The L3DAS22 Challenge aims at encouraging and fostering research on machine learning for 3D audio signal processing.
3D audio is gaining increasing interest in the machine learning community in recent years. The range of applications is incredibly wide, extending from virtual and real conferencing to autonomous driving, surveillance and many more. In these contexts, a fundamental procedure is to properly identify the nature of events present in a soundscape, their spatial position and eventually remove unwanted noises that can interfere with the useful signal. To this end, L3DAS22 Challenge presents two tasks: 3D Speech Enhancement and 3D Sound Event Localization and Detection, both relying on first-order Ambisonics recordings in reverberant office environments.

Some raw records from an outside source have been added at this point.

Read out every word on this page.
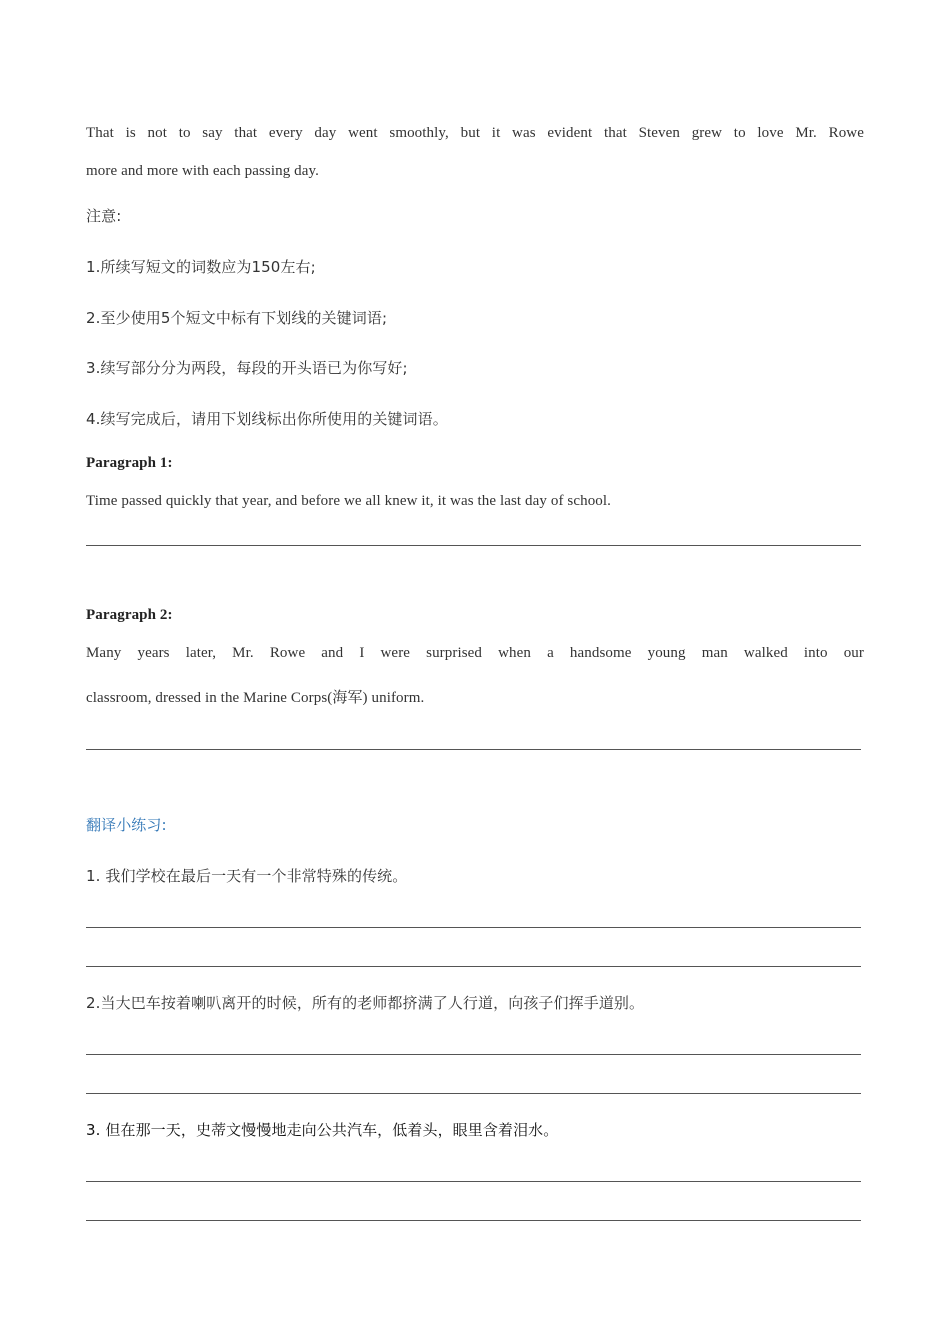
That is not to say that every day went smoothly, but it was evident that Steven grew to love Mr. Rowe
more and more with each passing day.
注意:
1.所续写短文的词数应为150左右;
2.至少使用5个短文中标有下划线的关键词语;
3.续写部分分为两段，每段的开头语已为你写好;
4.续写完成后，请用下划线标出你所使用的关键词语。
Paragraph 1:
Time passed quickly that year, and before we all knew it, it was the last day of school.
Paragraph 2:
Many years later, Mr. Rowe and I were surprised when a handsome young man walked into our
classroom, dressed in the Marine Corps(海军) uniform.
翻译小练习:
1. 我们学校在最后一天有一个非常特殊的传统。
2.当大巴车按着喇叭离开的时候，所有的老师都挤满了人行道，向孩子们挥手道别。
3. 但在那一天，史蒂文慢慢地走向公共汽车，低着头，眼里含着泪水。
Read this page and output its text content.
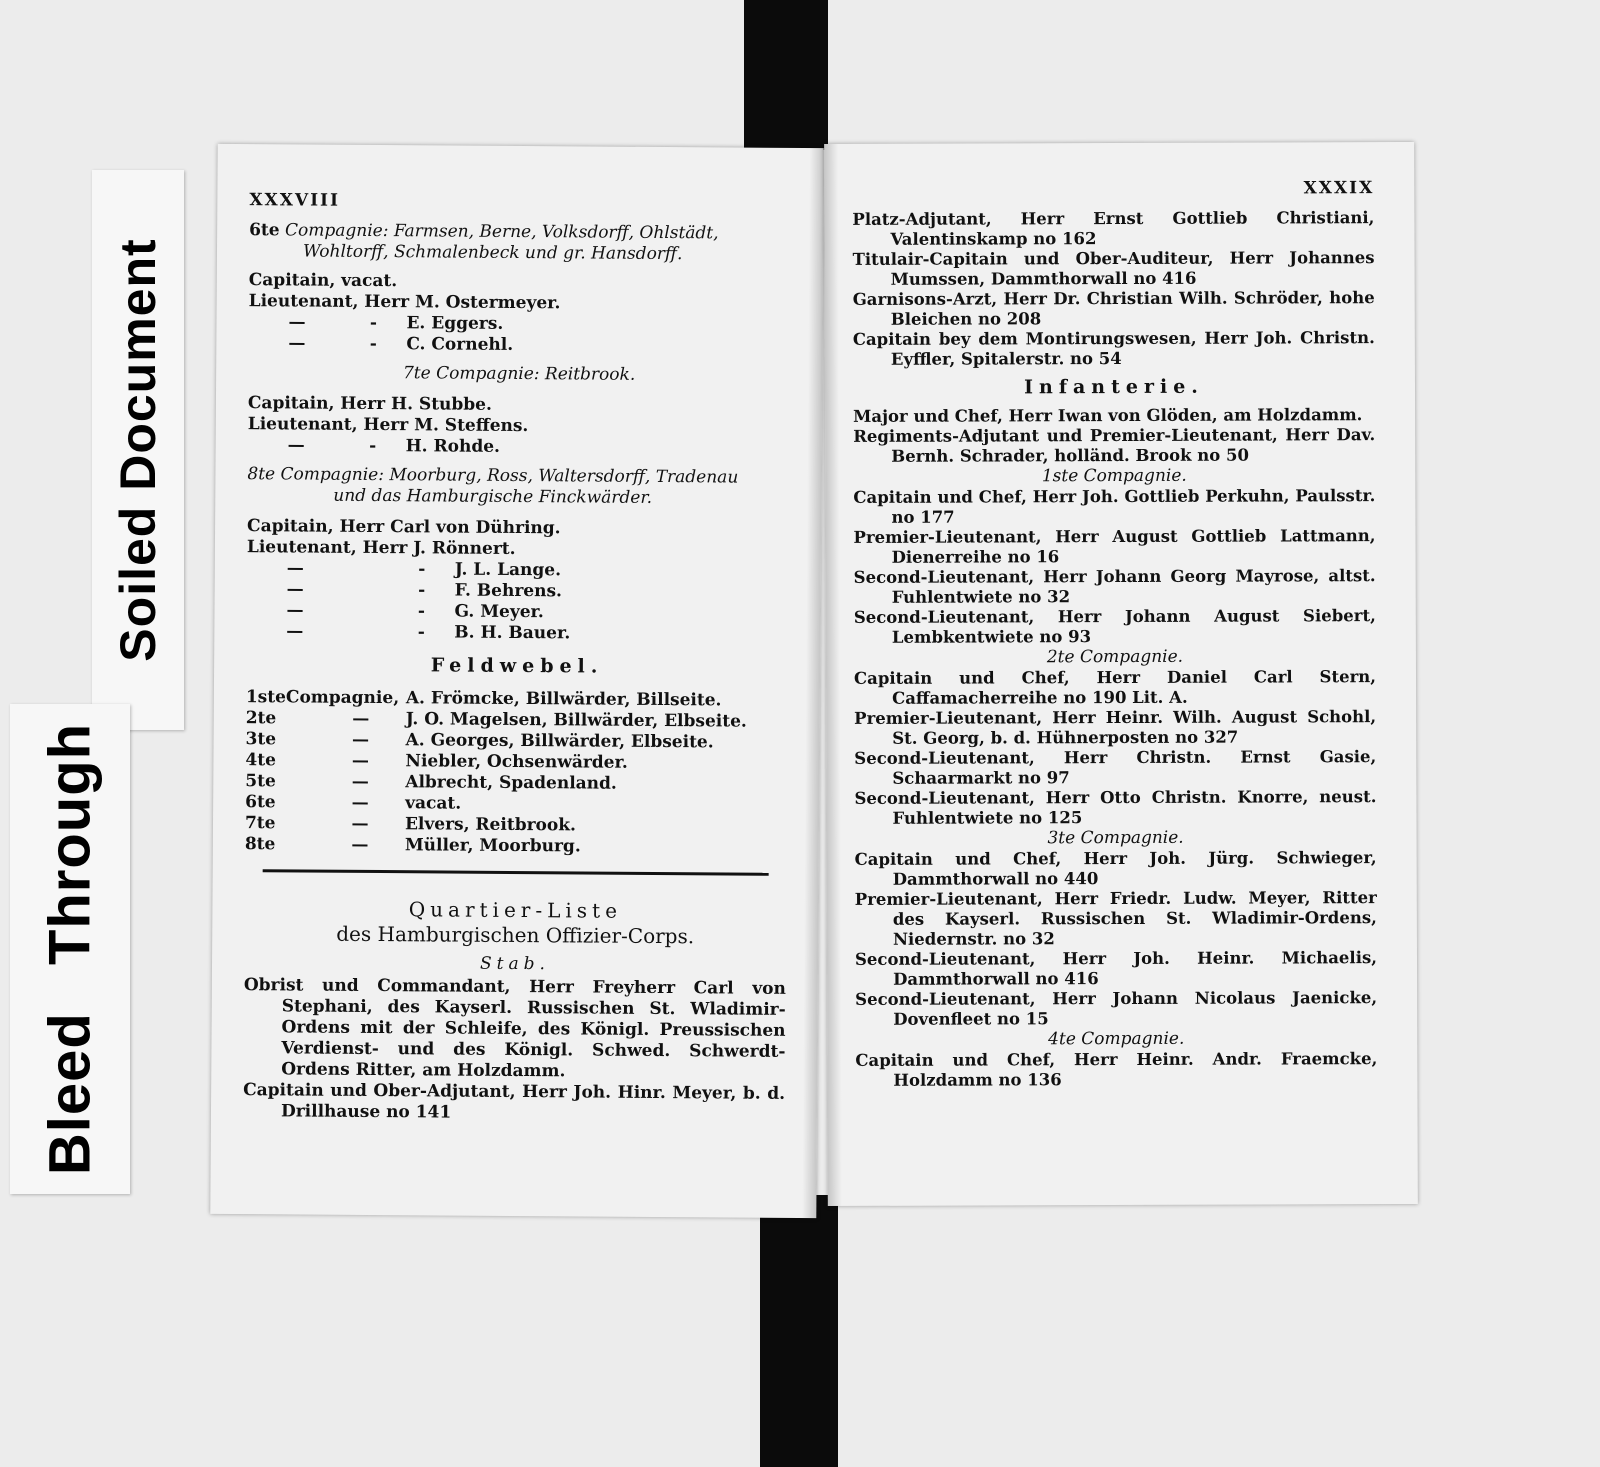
XXXVIII
6te Compagnie: Farmsen, Berne, Volksdorff, Ohlstädt,
Wohltorff, Schmalenbeck und gr. Hansdorff.
Capitain, vacat.
Lieutenant, Herr M. Ostermeyer.
—	-	E. Eggers.
—	-	C. Cornehl.
7te Compagnie: Reitbrook.
Capitain, Herr H. Stubbe.
Lieutenant, Herr M. Steffens.
—	-	H. Rohde.
8te Compagnie: Moorburg, Ross, Waltersdorff, Tradenau
und das Hamburgische Finckwärder.
Capitain, Herr Carl von Dühring.
Lieutenant, Herr J. Rönnert.
—	-	J. L. Lange.
—	-	F. Behrens.
—	-	G. Meyer.
—	-	B. H. Bauer.
Feldwebel.
1steCompagnie, A. Frömcke, Billwärder, Billseite.
2te	—	J. O. Magelsen, Billwärder, Elbseite.
3te	—	A. Georges, Billwärder, Elbseite.
4te	—	Niebler, Ochsenwärder.
5te	—	Albrecht, Spadenland.
6te	—	vacat.
7te	—	Elvers, Reitbrook.
8te	—	Müller, Moorburg.
Quartier-Liste
des Hamburgischen Offizier-Corps.
Stab.
Obrist und Commandant, Herr Freyherr Carl von Stephani, des Kayserl. Russischen St. Wladimir-Ordens mit der Schleife, des Königl. Preussischen Verdienst- und des Königl. Schwed. Schwerdt-Ordens Ritter, am Holzdamm.
Capitain und Ober-Adjutant, Herr Joh. Hinr. Meyer, b. d. Drillhause no 141
XXXIX
Platz-Adjutant, Herr Ernst Gottlieb Christiani, Valentinskamp no 162
Titulair-Capitain und Ober-Auditeur, Herr Johannes Mumssen, Dammthorwall no 416
Garnisons-Arzt, Herr Dr. Christian Wilh. Schröder, hohe Bleichen no 208
Capitain bey dem Montirungswesen, Herr Joh. Christn. Eyffler, Spitalerstr. no 54
Infanterie.
Major und Chef, Herr Iwan von Glöden, am Holzdamm.
Regiments-Adjutant und Premier-Lieutenant, Herr Dav. Bernh. Schrader, holländ. Brook no 50
1ste Compagnie.
Capitain und Chef, Herr Joh. Gottlieb Perkuhn, Paulsstr. no 177
Premier-Lieutenant, Herr August Gottlieb Lattmann, Dienerreihe no 16
Second-Lieutenant, Herr Johann Georg Mayrose, altst. Fuhlentwiete no 32
Second-Lieutenant, Herr Johann August Siebert, Lembkentwiete no 93
2te Compagnie.
Capitain und Chef, Herr Daniel Carl Stern, Caffamacherreihe no 190 Lit. A.
Premier-Lieutenant, Herr Heinr. Wilh. August Schohl, St. Georg, b. d. Hühnerposten no 327
Second-Lieutenant, Herr Christn. Ernst Gasie, Schaarmarkt no 97
Second-Lieutenant, Herr Otto Christn. Knorre, neust. Fuhlentwiete no 125
3te Compagnie.
Capitain und Chef, Herr Joh. Jürg. Schwieger, Dammthorwall no 440
Premier-Lieutenant, Herr Friedr. Ludw. Meyer, Ritter des Kayserl. Russischen St. Wladimir-Ordens, Niedernstr. no 32
Second-Lieutenant, Herr Joh. Heinr. Michaelis, Dammthorwall no 416
Second-Lieutenant, Herr Johann Nicolaus Jaenicke, Dovenfleet no 15
4te Compagnie.
Capitain und Chef, Herr Heinr. Andr. Fraemcke, Holzdamm no 136
Soiled Document
Bleed Through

Each task involves 2 separate tracks: 1-mic and 2-mic recordings, respectively containing sounds acquired by one 1st order Ambisonics microphone and by an array of two ones. The use of two Ambisonics microphones represents one of the main novelties of the L3DAS22 Challenge. We expect higher accuracy/reconstruction quality when taking advantage of the dual spatial perspective of the two microphones. Moreover, we are very interested in identifying other possible advantages of this configuration over standard Ambisonics formats.
The tasks we propose are:
The L3DAS22 dataset contains multiple-source and multiple-perspective B-format Ambisonics audio recordings. We sampled the acoustic field of a large office room, placing two first-order Ambisonics microphones in the center of the room and moving a speaker reproducing the analytic signal in 252 fixed spatial positions.
We aimed at creating plausible and variegate 3D scenarios to reflect possible real-life situations in which sound and disparate types of background noises coexist in the same 3D reverberant environment.